Henry and Gertrude Rothschild Professor of Computer Science
Founding Director of Columbia's Data Science Institute
Office Location: Room 722, Schapiro CESPR
Email: kathy@cs.columbia.edu
My interests lie in the area of natural language processing, summarization, natural language generation and analysis of social media. We are currently working in three main areas. The first involves text summarization. We are working on neural methods for extractive and abstractive summarization over a variety of genres, including informal narratives of personal experience. We have worked on generating updates on disasters over live, streaming information. Our goal is to generate an update of what has happened each hour in the course of a disaster. In the second area, we are working on generating messages about electricity usage and using reinforcement learning over usage logs to determine what kinds of messages can change behavior. Finally, we are also working on the analysis of social media. We are working on analysis of the social media posts of gang-involved youth to detect messages about aggression and loss. We have also developed systems to identify influence in social media and to identify an author's personal traits. We are now working on identifying sentiment in social media posts made in low resource languages (e.g., Uyghur)..
Kathleen R. McKeown is the Henry and Gertrude Rothschild Professor of Computer Science at Columbia University and is also the Founding Director of the Data Science Institute at Columbia. She served as the Director from July 2012 - June 2017. She served as Department Chair from 1998-2003 and as Vice Dean for Research for the School of Engineering and Applied Science for two years. McKeown received a Ph.D. in Computer Science from the University of Pennsylvania in 1982 and has been at Columbia since then. Her research interests include text summarization, natural language generation, multi-media explanation, question-answering and multi-lingual applications.

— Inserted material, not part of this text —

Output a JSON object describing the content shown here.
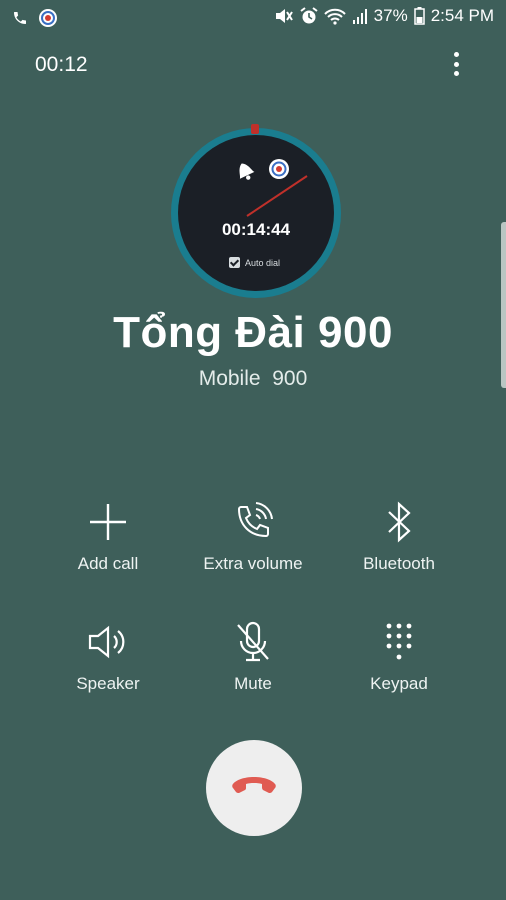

In 1985 she received a National Science Foundation Presidential Young Investigator Award, in 1991 she received a National Science Foundation Faculty Award for Women, in 1994 she was selected as a AAAI Fellow, in 2003 she was elected as an ACM Fellow, and in 2012 she was selected as one of the Founding Fellows of the Association for Computational Linguistics. In 2010, she received the Anita Borg Women of Vision Award in Innovation for her work on text summarization. McKeown is also quite active nationally. She has served as President, Vice President, and Secretary-Treasurer of the Association of Computational Linguistics. She has also served as a board member of the Computing Research Association and as secretary of the board.
CS4705 - Introduction to Natural Language Processing Fall 2021
Coms 6998 Section 011 -Language Generation and Summarization Fall 2023 (This semester!)